Aphasia: A Novel
Reading the boldly inventive and fast paced novel Aphasia, is like road tripping through a warm country with your smartest friend; it might be one of the best trips you are likely to take this year.
The distinctive voice of Cardenas, (a native of Ecuador) has hints of Roberto Bolaño with his vivid reportage, but also the sexy worldliness of a Geoff Dyer. Cardenas’ first novel, The Revolutionaries Try Again was hailed as being both “modernist and tender.” Aphasia shares this quality of being formally experimental, (there is no marked dialogue though many strands of dialogue intertwine) while also holding the reader in emotional suspense. It’s a rare combination of elements, a sort of virtuoso performance of form and feeling. It’s exciting!

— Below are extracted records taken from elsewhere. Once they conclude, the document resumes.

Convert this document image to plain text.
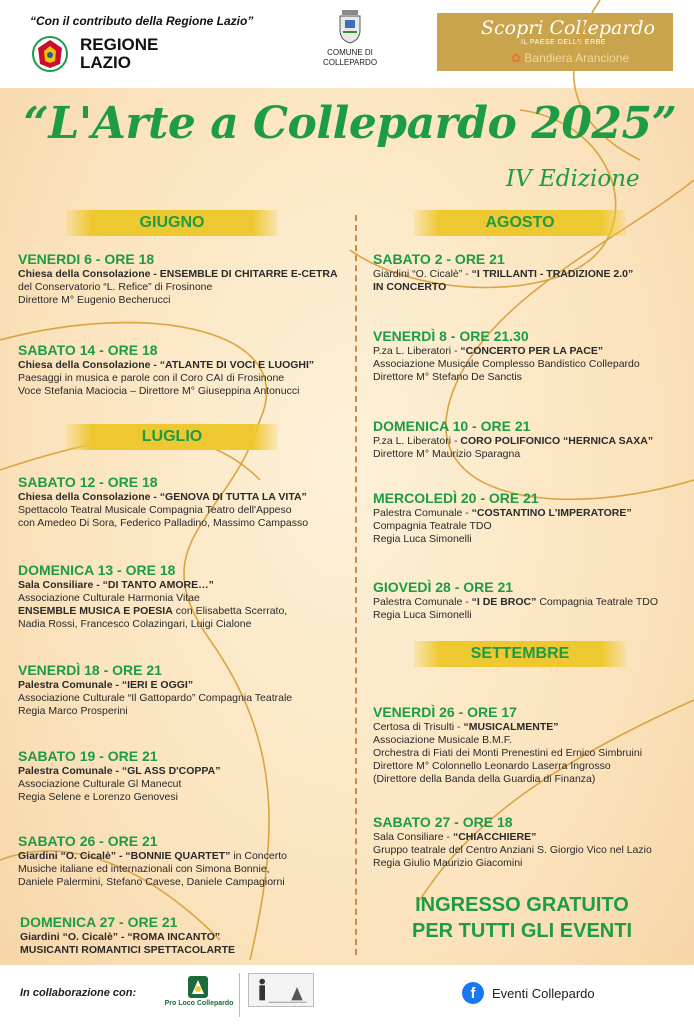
“Con il contributo della Regione Lazio”
REGIONE
LAZIO
COMUNE DI
COLLEPARDO
Scopri Collepardo
IL PAESE DELLE ERBE
✿ Bandiera Arancione
“L'Arte a Collepardo 2025”
IV Edizione
GIUGNO
LUGLIO
AGOSTO
SETTEMBRE
VENERDI 6 - ORE 18
Chiesa della Consolazione - ENSEMBLE DI CHITARRE E-CETRA
del Conservatorio “L. Refice” di Frosinone
Direttore M° Eugenio Becherucci
SABATO 14 - ORE 18
Chiesa della Consolazione - “ATLANTE DI VOCI E LUOGHI”
Paesaggi in musica e parole con il Coro CAI di Frosinone
Voce Stefania Maciocia – Direttore M° Giuseppina Antonucci
SABATO 12 - ORE 18
Chiesa della Consolazione - “GENOVA DI TUTTA LA VITA”
Spettacolo Teatral Musicale Compagnia Teatro dell'Appeso
con Amedeo Di Sora, Federico Palladino, Massimo Campasso
DOMENICA 13 - ORE 18
Sala Consiliare - “DI TANTO AMORE…”
Associazione Culturale Harmonia Vitae
ENSEMBLE MUSICA E POESIA con Elisabetta Scerrato,
Nadia Rossi, Francesco Colazingari, Luigi Cialone
VENERDÌ 18 - ORE 21
Palestra Comunale - “IERI E OGGI”
Associazione Culturale “Il Gattopardo” Compagnia Teatrale
Regia Marco Prosperini
SABATO 19 - ORE 21
Palestra Comunale - “GL ASS D'COPPA”
Associazione Culturale Gl Manecut
Regia Selene e Lorenzo Genovesi
SABATO 26 - ORE 21
Giardini “O. Cicalè” - “BONNIE QUARTET” in Concerto
Musiche italiane ed internazionali con Simona Bonnie,
Daniele Palermini, Stefano Cavese, Daniele Campagiorni
DOMENICA 27 - ORE 21
Giardini “O. Cicalè” - “ROMA INCANTO”
MUSICANTI ROMANTICI SPETTACOLARTE
SABATO 2 - ORE 21
Giardini “O. Cicalè” - “I TRILLANTI - TRADIZIONE 2.0”
IN CONCERTO
VENERDÌ 8 - ORE 21.30
P.za L. Liberatori - “CONCERTO PER LA PACE”
Associazione Musicale Complesso Bandistico Collepardo
Direttore M° Stefano De Sanctis
DOMENICA 10 - ORE 21
P.za L. Liberatori - CORO POLIFONICO “HERNICA SAXA”
Direttore M° Maurizio Sparagna
MERCOLEDÌ 20 - ORE 21
Palestra Comunale - “COSTANTINO L'IMPERATORE”
Compagnia Teatrale TDO
Regia Luca Simonelli
GIOVEDÌ 28 - ORE 21
Palestra Comunale - “I DE BROC” Compagnia Teatrale TDO
Regia Luca Simonelli
VENERDÌ 26 - ORE 17
Certosa di Trisulti - “MUSICALMENTE”
Associazione Musicale B.M.F.
Orchestra di Fiati dei Monti Prenestini ed Ernico Simbruini
Direttore M° Colonnello Leonardo Laserra Ingrosso
(Direttore della Banda della Guardia di Finanza)
SABATO 27 - ORE 18
Sala Consiliare - “CHIACCHIERE”
Gruppo teatrale del Centro Anziani S. Giorgio Vico nel Lazio
Regia Giulio Maurizio Giacomini
INGRESSO GRATUITO
PER TUTTI GLI EVENTI
In collaborazione con:
Pro Loco Collepardo
f	Eventi Collepardo
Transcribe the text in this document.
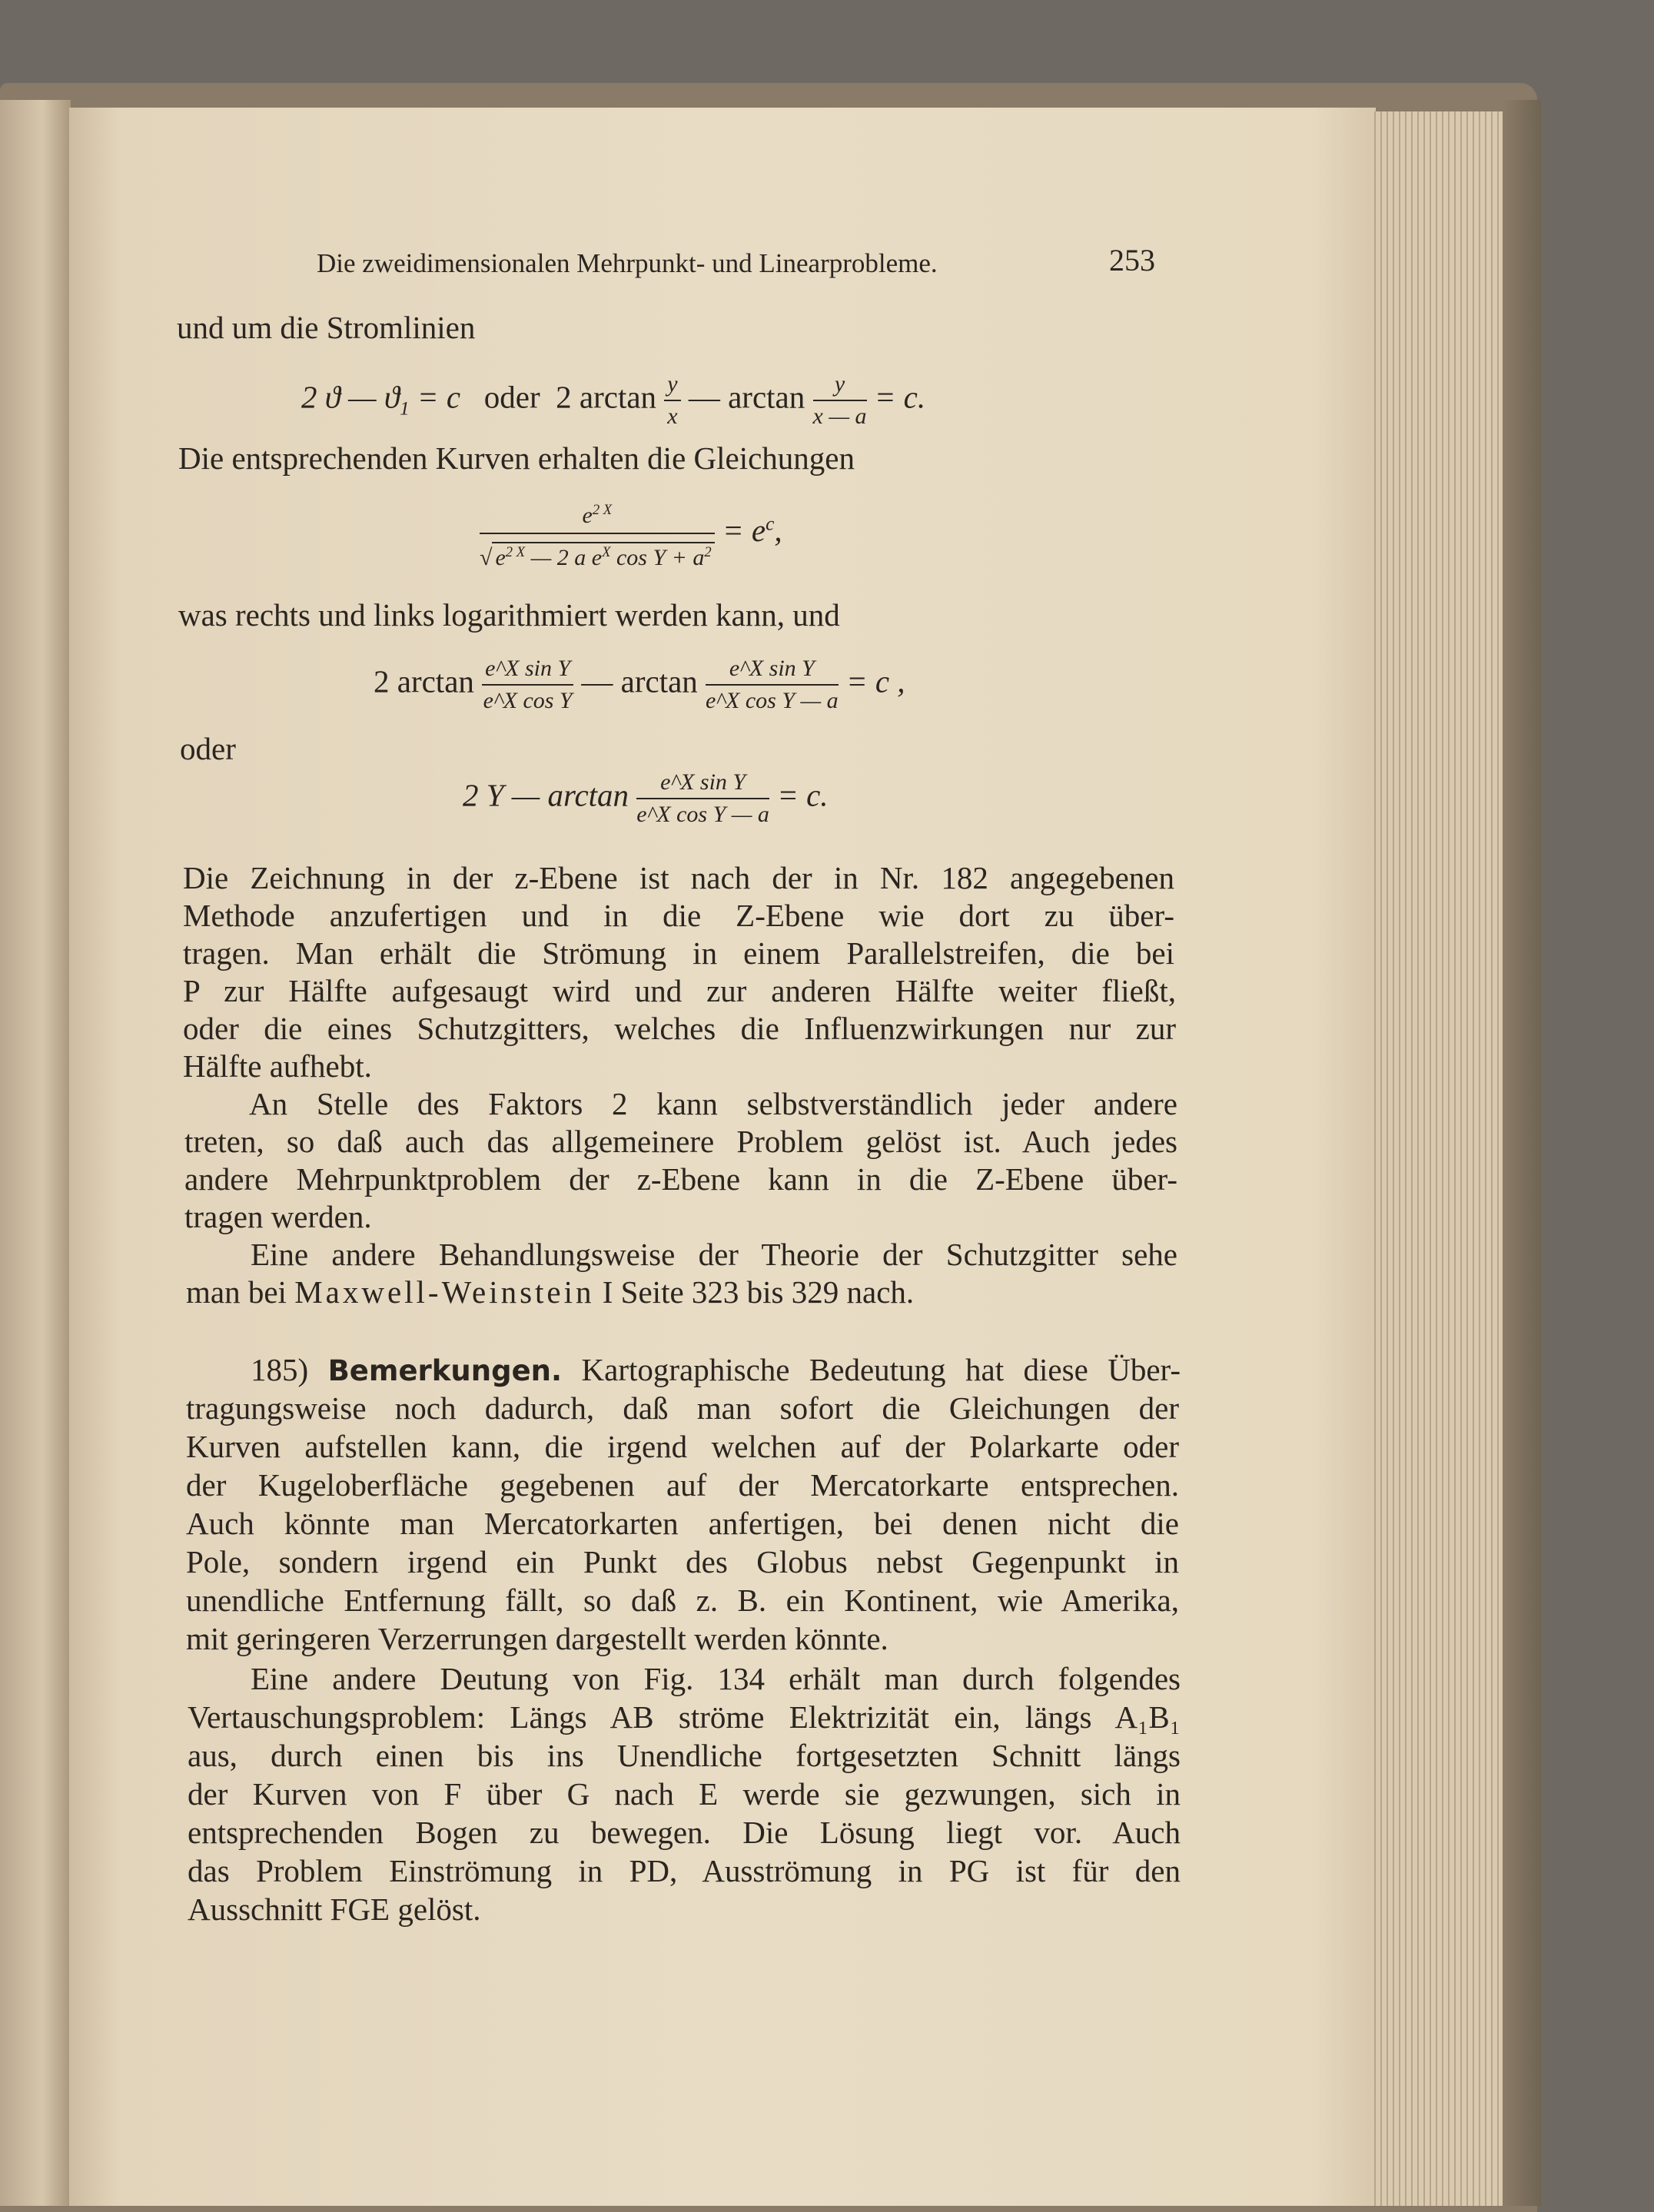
Die zweidimensionalen Mehrpunkt- und Linearprobleme.	253
und um die Stromlinien
2 ϑ — $ϑ_1 = c$ oder 2 $\arctan \frac{y}{x}$ — $\arctan \frac{y}{x — a} = c$.
Die entsprechenden Kurven erhalten die Gleichungen
$\frac{e^{2 X}}{√ e^{2 X} — 2 a e^X \cos Y + a^2} = e^c$,
was rechts und links logarithmiert werden kann, und
2 $\arctan \frac{\text{e\textasciicircum{}X sin Y}}{\text{e\textasciicircum{}X cos Y}}$ — $\arctan \frac{\text{e\textasciicircum{}X sin Y}}{\text{e\textasciicircum{}X cos Y — a}} = c$ ,
oder
2 Y — $\arctan \frac{\text{e\textasciicircum{}X sin Y}}{\text{e\textasciicircum{}X cos Y — a}} = c$.
Die Zeichnung in der z-Ebene ist nach der in Nr. 182 angegebenen
Methode anzufertigen und in die Z-Ebene wie dort zu über-
tragen. Man erhält die Strömung in einem Parallelstreifen, die bei
P zur Hälfte aufgesaugt wird und zur anderen Hälfte weiter fließt,
oder die eines Schutzgitters, welches die Influenzwirkungen nur zur
Hälfte aufhebt.
An Stelle des Faktors 2 kann selbstverständlich jeder andere
treten, so daß auch das allgemeinere Problem gelöst ist. Auch jedes
andere Mehrpunktproblem der z-Ebene kann in die Z-Ebene über-
tragen werden.
Eine andere Behandlungsweise der Theorie der Schutzgitter sehe
man bei Maxwell-Weinstein I Seite 323 bis 329 nach.
185) Bemerkungen. Kartographische Bedeutung hat diese Über-
tragungsweise noch dadurch, daß man sofort die Gleichungen der
Kurven aufstellen kann, die irgend welchen auf der Polarkarte oder
der Kugeloberfläche gegebenen auf der Mercatorkarte entsprechen.
Auch könnte man Mercatorkarten anfertigen, bei denen nicht die
Pole, sondern irgend ein Punkt des Globus nebst Gegenpunkt in
unendliche Entfernung fällt, so daß z. B. ein Kontinent, wie Amerika,
mit geringeren Verzerrungen dargestellt werden könnte.
Eine andere Deutung von Fig. 134 erhält man durch folgendes
Vertauschungsproblem: Längs AB ströme Elektrizität ein, längs A₁B₁
aus, durch einen bis ins Unendliche fortgesetzten Schnitt längs
der Kurven von F über G nach E werde sie gezwungen, sich in
entsprechenden Bogen zu bewegen. Die Lösung liegt vor. Auch
das Problem Einströmung in PD, Ausströmung in PG ist für den
Ausschnitt FGE gelöst.
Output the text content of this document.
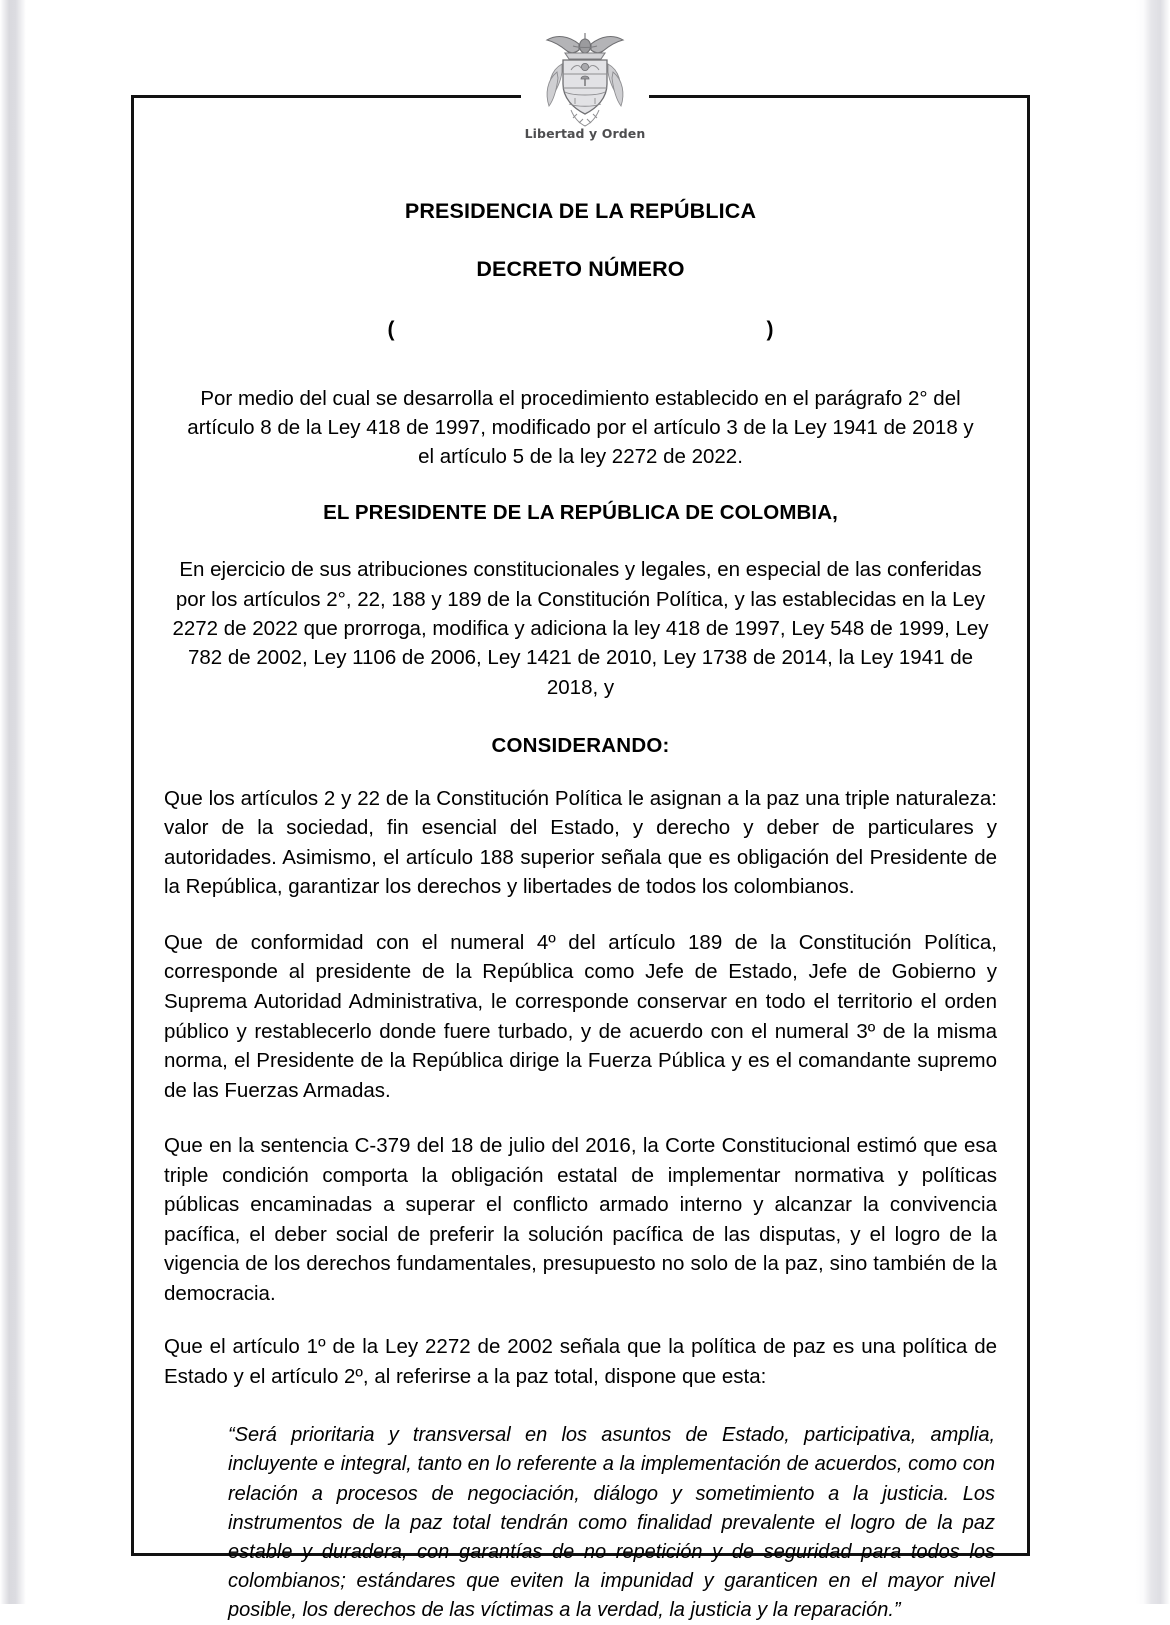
Libertad y Orden
PRESIDENCIA DE LA REPÚBLICA
DECRETO NÚMERO
(	)
Por medio del cual se desarrolla el procedimiento establecido en el parágrafo 2° del artículo 8 de la Ley 418 de 1997, modificado por el artículo 3 de la Ley 1941 de 2018 y el artículo 5 de la ley 2272 de 2022.
EL PRESIDENTE DE LA REPÚBLICA DE COLOMBIA,
En ejercicio de sus atribuciones constitucionales y legales, en especial de las conferidas por los artículos 2°, 22, 188 y 189 de la Constitución Política, y las establecidas en la Ley 2272 de 2022 que prorroga, modifica y adiciona la ley 418 de 1997, Ley 548 de 1999, Ley 782 de 2002, Ley 1106 de 2006, Ley 1421 de 2010, Ley 1738 de 2014, la Ley 1941 de 2018, y
CONSIDERANDO:

Que los artículos 2 y 22 de la Constitución Política le asignan a la paz una triple naturaleza: valor de la sociedad, fin esencial del Estado, y derecho y deber de particulares y autoridades. Asimismo, el artículo 188 superior señala que es obligación del Presidente de la República, garantizar los derechos y libertades de todos los colombianos.

Que de conformidad con el numeral 4º del artículo 189 de la Constitución Política, corresponde al presidente de la República como Jefe de Estado, Jefe de Gobierno y Suprema Autoridad Administrativa, le corresponde conservar en todo el territorio el orden público y restablecerlo donde fuere turbado, y de acuerdo con el numeral 3º de la misma norma, el Presidente de la República dirige la Fuerza Pública y es el comandante supremo de las Fuerzas Armadas.

Que en la sentencia C-379 del 18 de julio del 2016, la Corte Constitucional estimó que esa triple condición comporta la obligación estatal de implementar normativa y políticas públicas encaminadas a superar el conflicto armado interno y alcanzar la convivencia pacífica, el deber social de preferir la solución pacífica de las disputas, y el logro de la vigencia de los derechos fundamentales, presupuesto no solo de la paz, sino también de la democracia.

Que el artículo 1º de la Ley 2272 de 2002 señala que la política de paz es una política de Estado y el artículo 2º, al referirse a la paz total, dispone que esta:

“Será prioritaria y transversal en los asuntos de Estado, participativa, amplia, incluyente e integral, tanto en lo referente a la implementación de acuerdos, como con relación a procesos de negociación, diálogo y sometimiento a la justicia. Los instrumentos de la paz total tendrán como finalidad prevalente el logro de la paz estable y duradera, con garantías de no repetición y de seguridad para todos los colombianos; estándares que eviten la impunidad y garanticen en el mayor nivel posible, los derechos de las víctimas a la verdad, la justicia y la reparación.”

In choosing to title his novel Aphasia (the loss of speech) Cardenas gives us the first hint of his humor, which is pervasive and wise. Far from being unable to speak, Antonio, the narrator, can do nothing else. He is compelled to tell us everything breathlessly, pointedly, sideways and backwards, with very few periods to slow down the whole polyphonic narration of his life as a hip and educated Columbian immigrant living in LA.
He works at an anonymous tech firm, reads a lot and has a strong addiction to an on-line dating site Your Sugar Arrangements. He tries to keep these liaisons under wraps so as not to interfere with access and visits to his two young daughters Ada and Eva who live with his ex-wife Ida. All of which would be easier if not for the crazy sister (really crazy), his mother, and the heavy backstory of family abuse in the “old country.” But nothing is old here. Even his one night stands form Sugar Arrangements like “Uzi Kitten” are never clichés but actually interesting fully realized characters, who behave unpredictably of course and put his visitation rights at risk.
Playful in many ways, Cardena’s narrator shifts and travels. Each chapter has a title that refers either to Antonio’s personal history such as “When Antonio Was Nicola,” or “When Katerina was Uzi Kitten,” or “Antonio’s Former Wife by Nicola Carati,” which veer into the backstory (or front story?) of the characters around him. A range of characters from the books and movies that Antonio reads and watches appear, cinematic scenes and literary quotes are woven into and merge with the narrative of Antonio’s current life. As he rides BART into San Francisco we get a meditation on Chekov. In this scene it’s his daughters’ bedtime in LA and he’s been reading Virginia Wolfe.
“The wind sent its spies around the house, they’re summoning you in the other room, Ida says, numbers, Ada says, sparkling water with ice, Eva says what power could now prevent the insensibility of nature Antonio says [in a mock horror voice] lights off one more page, . . . Antonio says if he choses your side of the bed there will be chicken drumsticks for dinner for a week, Ida says, but what after all is one night Virginia Wolfe says . . .”
The works of Borges (of course) Adam Haslett, Gina Berriualt, Nabokov, and Silvina Ocampo also elide into Antonio’s reality, creating this layering of image and dialogue that feels expansive, and rich. The skillful way Cardenas slides from vivid image-to-image, and event to event, as if it were the most natural thing in the world creates a kind of relentless momentum that carries the reader from start to finish without pausing. There is rarely a boring scene here. We feel the density, urgency, and the complexity of lived life.
In the later chapters of the novel the elements of an actual family saga seem to come nearer the surface, Cardenas deftly draws us into the intimacies of his family psychology. Relationships, fathers, sisters, wives, are if not redeemed, at least reconciled The crazy sister who has spent a lot of the novel missing as she drives around America, is located and brought home, and though as she says her madness is not cured but temporarily at bay, it still feels like a happy ending.